Ryerson students, staff adopt "University X" name to denounce residential school ties

Jun 2 2021, 9:43 am

Staff and students at Ryerson University in Toronto are adopting the name “X University” when referring to the school.

In a call for reconciliation regarding the school’s namesake Egerton Ryerson, who played a pivotal role in developing the residential school system in Canada, affiliates are replacing the name with an “X.”

The movement started with a call to action by the Yellowhead Institute, a First Nation-led research centre within the school’s Faculty of Arts. In an open letter, Yellowhead asked the university to change its name officially.

“For us, there is no debate about reconciling Ryerson’s legacy. It doesn’t matter how many non-Indigenous historians send their fawning letters of support for Egerton. From an Indigenous student perspective, it cannot be reconciled,” the letter reads.
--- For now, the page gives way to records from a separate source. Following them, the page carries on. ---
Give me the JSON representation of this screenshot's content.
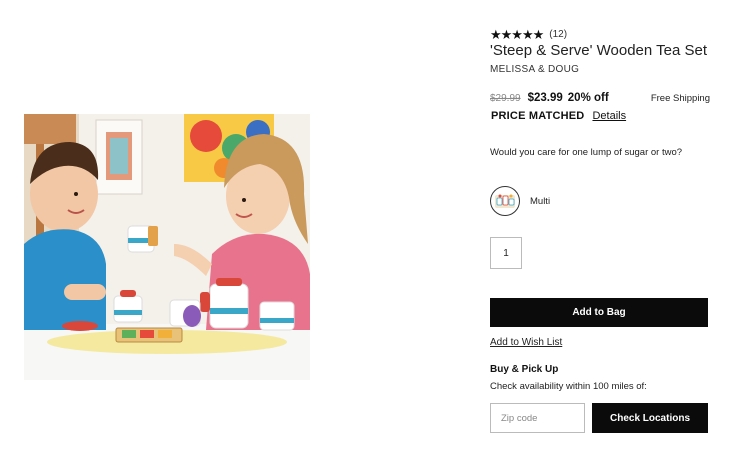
{
  "product": {
    "rating_stars": "★★★★★",
    "review_count": "(12)",
    "title": "'Steep & Serve' Wooden Tea Set",
    "brand": "MELISSA & DOUG",
    "rating_value": 4.5
  },
  "pricing": {
    "original_price": "$29.99",
    "sale_price": "$23.99",
    "discount": "20% off",
    "shipping": "Free Shipping",
    "price_matched_label": "PRICE MATCHED",
    "details_link": "Details"
  },
  "tagline": "Would you care for one lump of sugar or two?",
  "color_option": {
    "label": "Multi",
    "swatch_icon": "tea-set-swatch-icon"
  },
  "quantity": {
    "value": "1"
  },
  "actions": {
    "add_to_bag": "Add to Bag",
    "wish_list": "Add to Wish List"
  },
  "pickup": {
    "heading": "Buy & Pick Up",
    "subtext": "Check availability within 100 miles of:",
    "zip_placeholder": "Zip code",
    "check_button": "Check Locations"
  },
  "colors": {
    "button_bg": "#0b0b0b",
    "button_text": "#ffffff",
    "shirt_blue": "#2b8fc9",
    "shirt_pink": "#e8738d",
    "wall": "#f3efe9"
  }
}
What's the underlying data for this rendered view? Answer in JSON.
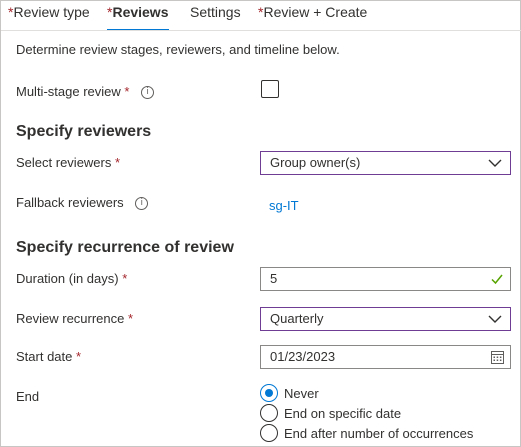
{
  "tabs": [
    {
      "label": "Review type",
      "required": "*",
      "active": false
    },
    {
      "label": "Reviews",
      "required": "*",
      "active": true
    },
    {
      "label": "Settings",
      "required": "",
      "active": false
    },
    {
      "label": "Review + Create",
      "required": "*",
      "active": false
    }
  ],
  "description": "Determine review stages, reviewers, and timeline below.",
  "multi_stage": {
    "label": "Multi-stage review",
    "required": "*",
    "checked": false,
    "info_icon": "info-icon"
  },
  "reviewers_section": {
    "title": "Specify reviewers",
    "select_label": "Select reviewers",
    "select_required": "*",
    "select_value": "Group owner(s)",
    "fallback_label": "Fallback reviewers",
    "fallback_value": "sg-IT"
  },
  "recurrence_section": {
    "title": "Specify recurrence of review",
    "duration_label": "Duration (in days)",
    "duration_required": "*",
    "duration_value": "5",
    "recurrence_label": "Review recurrence",
    "recurrence_required": "*",
    "recurrence_value": "Quarterly",
    "start_label": "Start date",
    "start_required": "*",
    "start_value": "01/23/2023",
    "end_label": "End",
    "end_options": [
      "Never",
      "End on specific date",
      "End after number of occurrences"
    ],
    "end_selected": "Never"
  },
  "colors": {
    "accent": "#0078d4",
    "required": "#a4262c",
    "focus_border": "#6f3d93",
    "valid_check": "#57a300"
  }
}
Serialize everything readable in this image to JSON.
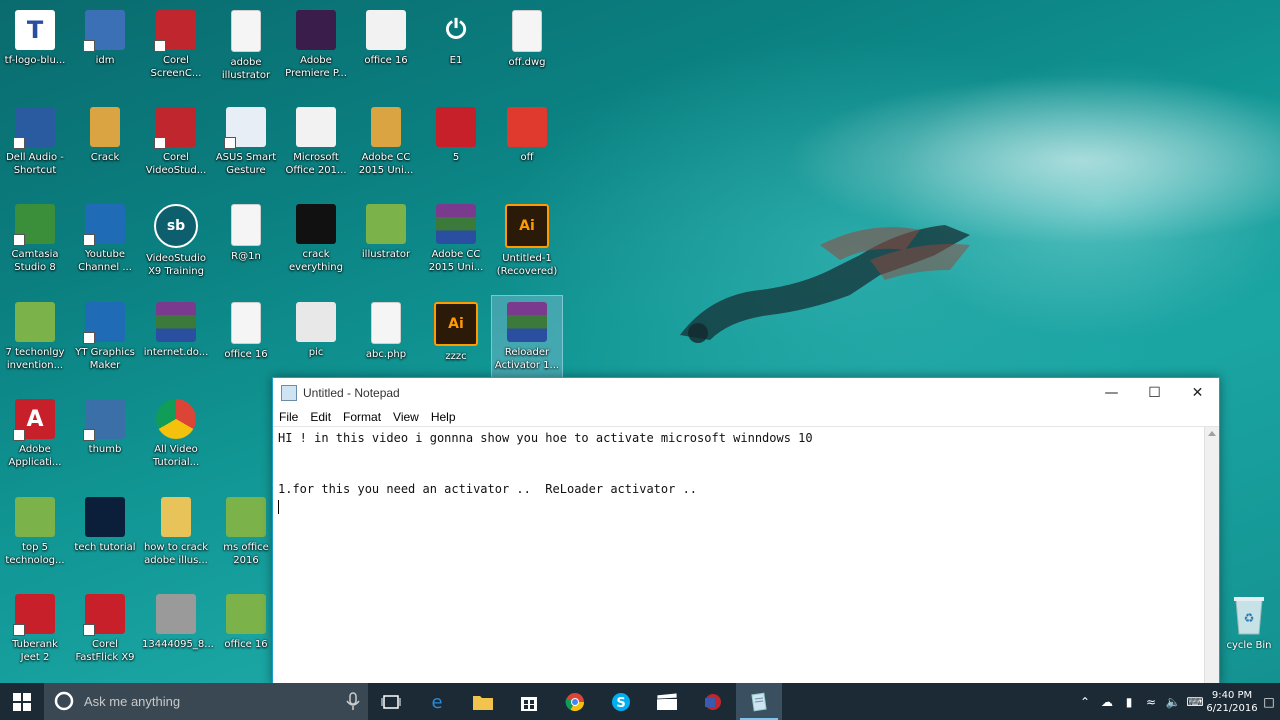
{
  "desktop_icons": [
    {
      "label": "tf-logo-blu...",
      "kind": "tf-logo",
      "color": "#2a4fa0"
    },
    {
      "label": "idm",
      "kind": "idm",
      "color": "#3b6fb6"
    },
    {
      "label": "Corel\nScreenC...",
      "kind": "corel-screencap",
      "color": "#c0262d"
    },
    {
      "label": "adobe\nillustrator",
      "kind": "document",
      "color": "#f5f5f5"
    },
    {
      "label": "Adobe\nPremiere P...",
      "kind": "premiere",
      "color": "#3a1d4a"
    },
    {
      "label": "office 16",
      "kind": "office",
      "color": "#f2f2f2"
    },
    {
      "label": "E1",
      "kind": "power",
      "color": "#111111"
    },
    {
      "label": "off.dwg",
      "kind": "document",
      "color": "#f5f5f5"
    },
    {
      "label": "Dell Audio -\nShortcut",
      "kind": "dell-audio",
      "color": "#2a5ba0"
    },
    {
      "label": "Crack",
      "kind": "folder-red",
      "color": "#d9a441"
    },
    {
      "label": "Corel\nVideoStud...",
      "kind": "corel-video",
      "color": "#c0262d"
    },
    {
      "label": "ASUS Smart\nGesture",
      "kind": "asus",
      "color": "#e8eef5"
    },
    {
      "label": "Microsoft\nOffice 201...",
      "kind": "office",
      "color": "#f2f2f2"
    },
    {
      "label": "Adobe CC\n2015 Uni...",
      "kind": "folder-red",
      "color": "#d9a441"
    },
    {
      "label": "5",
      "kind": "ccleaner",
      "color": "#c8202a"
    },
    {
      "label": "off",
      "kind": "office-red",
      "color": "#e03a2e"
    },
    {
      "label": "Camtasia\nStudio 8",
      "kind": "camtasia",
      "color": "#3b8f3b"
    },
    {
      "label": "Youtube\nChannel ...",
      "kind": "parrot",
      "color": "#1f6bb5"
    },
    {
      "label": "VideoStudio\nX9 Training",
      "kind": "sb",
      "color": "#0e5f6e"
    },
    {
      "label": "R@1n",
      "kind": "document",
      "color": "#f5f5f5"
    },
    {
      "label": "crack\neverything",
      "kind": "video-black",
      "color": "#111111"
    },
    {
      "label": "illustrator",
      "kind": "video-green",
      "color": "#7bb34a"
    },
    {
      "label": "Adobe CC\n2015 Uni...",
      "kind": "winrar",
      "color": "#7a3b8f"
    },
    {
      "label": "Untitled-1\n(Recovered)",
      "kind": "ai",
      "color": "#2b1a08"
    },
    {
      "label": "7 techonlgy\ninvention...",
      "kind": "video-green",
      "color": "#7bb34a"
    },
    {
      "label": "YT Graphics\nMaker",
      "kind": "parrot",
      "color": "#1f6bb5"
    },
    {
      "label": "internet.do...",
      "kind": "winrar",
      "color": "#7a3b8f"
    },
    {
      "label": "office 16",
      "kind": "document",
      "color": "#f5f5f5"
    },
    {
      "label": "pic",
      "kind": "pic",
      "color": "#e8e8e8"
    },
    {
      "label": "abc.php",
      "kind": "document",
      "color": "#f5f5f5"
    },
    {
      "label": "zzzc",
      "kind": "ai",
      "color": "#2b1a08"
    },
    {
      "label": "Reloader\nActivator 1...",
      "kind": "winrar",
      "color": "#7a3b8f"
    },
    {
      "label": "Adobe\nApplicati...",
      "kind": "adobe",
      "color": "#c8202a"
    },
    {
      "label": "thumb",
      "kind": "thumb",
      "color": "#3a6fa8"
    },
    {
      "label": "All Video\nTutorial...",
      "kind": "chrome",
      "color": "#ffffff"
    },
    {
      "label": "top 5\ntechnolog...",
      "kind": "video-green",
      "color": "#7bb34a"
    },
    {
      "label": "tech tutorial",
      "kind": "tech",
      "color": "#0c1f3a"
    },
    {
      "label": "how to crack\nadobe illus...",
      "kind": "folder",
      "color": "#e8c35a"
    },
    {
      "label": "ms office\n2016",
      "kind": "video-green",
      "color": "#7bb34a"
    },
    {
      "label": "Tuberank\nJeet 2",
      "kind": "tuberank",
      "color": "#c8202a"
    },
    {
      "label": "Corel\nFastFlick X9",
      "kind": "fastflick",
      "color": "#c8202a"
    },
    {
      "label": "13444095_8...",
      "kind": "photo",
      "color": "#9a9a9a"
    },
    {
      "label": "office 16",
      "kind": "video-green",
      "color": "#7bb34a"
    }
  ],
  "recycle_bin": {
    "label": "cycle Bin"
  },
  "notepad": {
    "title": "Untitled - Notepad",
    "menu": [
      "File",
      "Edit",
      "Format",
      "View",
      "Help"
    ],
    "lines": [
      "HI ! in this video i gonnna show you hoe to activate microsoft winndows 10",
      "",
      "",
      "1.for this you need an activator ..  ReLoader activator ..",
      ""
    ]
  },
  "taskbar": {
    "search_placeholder": "Ask me anything",
    "clock_time": "9:40 PM",
    "clock_date": "6/21/2016",
    "pinned": [
      "task-view",
      "edge",
      "file-explorer",
      "store",
      "chrome",
      "skype",
      "video-editor",
      "corel",
      "notepad"
    ]
  },
  "colors": {
    "taskbar": "#1b2a35",
    "notepad_border": "#1e9ec8",
    "accent": "#7fc4ee"
  }
}
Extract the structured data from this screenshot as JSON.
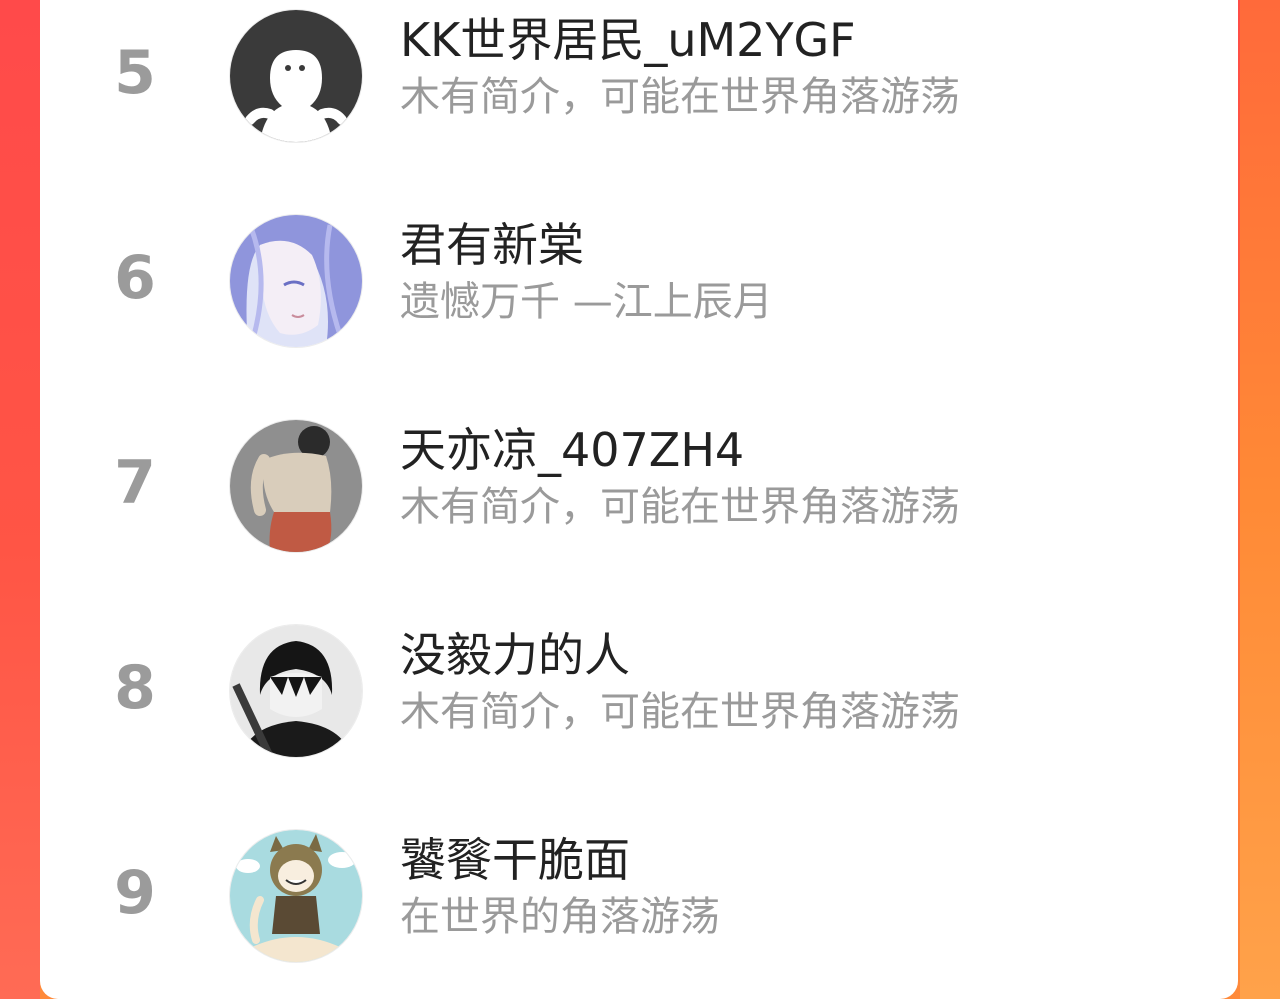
{
  "ranking_list": {
    "items": [
      {
        "rank": "5",
        "name": "KK世界居民_uM2YGF",
        "bio": "木有简介，可能在世界角落游荡",
        "avatar_icon": "default-ghost-avatar-icon"
      },
      {
        "rank": "6",
        "name": "君有新棠",
        "bio": "遗憾万千 —江上辰月",
        "avatar_icon": "anime-girl-avatar-icon"
      },
      {
        "rank": "7",
        "name": "天亦凉_407ZH4",
        "bio": "木有简介，可能在世界角落游荡",
        "avatar_icon": "cartoon-person-avatar-icon"
      },
      {
        "rank": "8",
        "name": "没毅力的人",
        "bio": "木有简介，可能在世界角落游荡",
        "avatar_icon": "dark-hair-boy-avatar-icon"
      },
      {
        "rank": "9",
        "name": "饕餮干脆面",
        "bio": "在世界的角落游荡",
        "avatar_icon": "cat-girl-avatar-icon"
      }
    ]
  },
  "colors": {
    "background_top": "#ff4d46",
    "background_bottom": "#ff8a3a",
    "rank_text": "#9b9b9b",
    "name_text": "#222222",
    "bio_text": "#9a9a9a"
  }
}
Egerton Ryerson lived from 1803 to 1882, and is considered the architect of residential schools. Indigenous children were forcibly taken from their families to assimilate into Christian settler-colonial culture through the schooling system. Many of the children were abused and killed by the nuns and priests who ran the schools.

A statue of Ryerson on the university’s campus was marked with graffiti and doused with red paint this week after the bodies of 215 children were discovered in an unmarked grave at a Kamloops residential school.

Until the university changes its name, Yellowhead has asked students, faculty, and staff to remove the school’s name from email signatures, CVs, and other professional communications in solidarity with Indigenous students.

The School of Journalism announced this week that it would change its masthead publications’ names in the fall. The former Ryerson Review of Journalism will temporarily be known as [   ] Review of Journalism just the Review until a new name is decided on. The Ryersonian will also have a new name by fall.

Students at the journalism school voted unanimously to approve the name changes.

“The Review’s mission is to probe the quality of journalism in Canada. One of the central tenets of our mission is to ‘foster critical thinking about, and accountability within, the industry.’. This means we must also foster critical thinking and accountability within our own publication,” the journalism students said in a statement.

There is currently a task force reviewing Egerton Ryerson’s legacy at the school, and it will present its findings to the university president and Board of Governors in September 2021. Many students hope the task force will recommend a name change.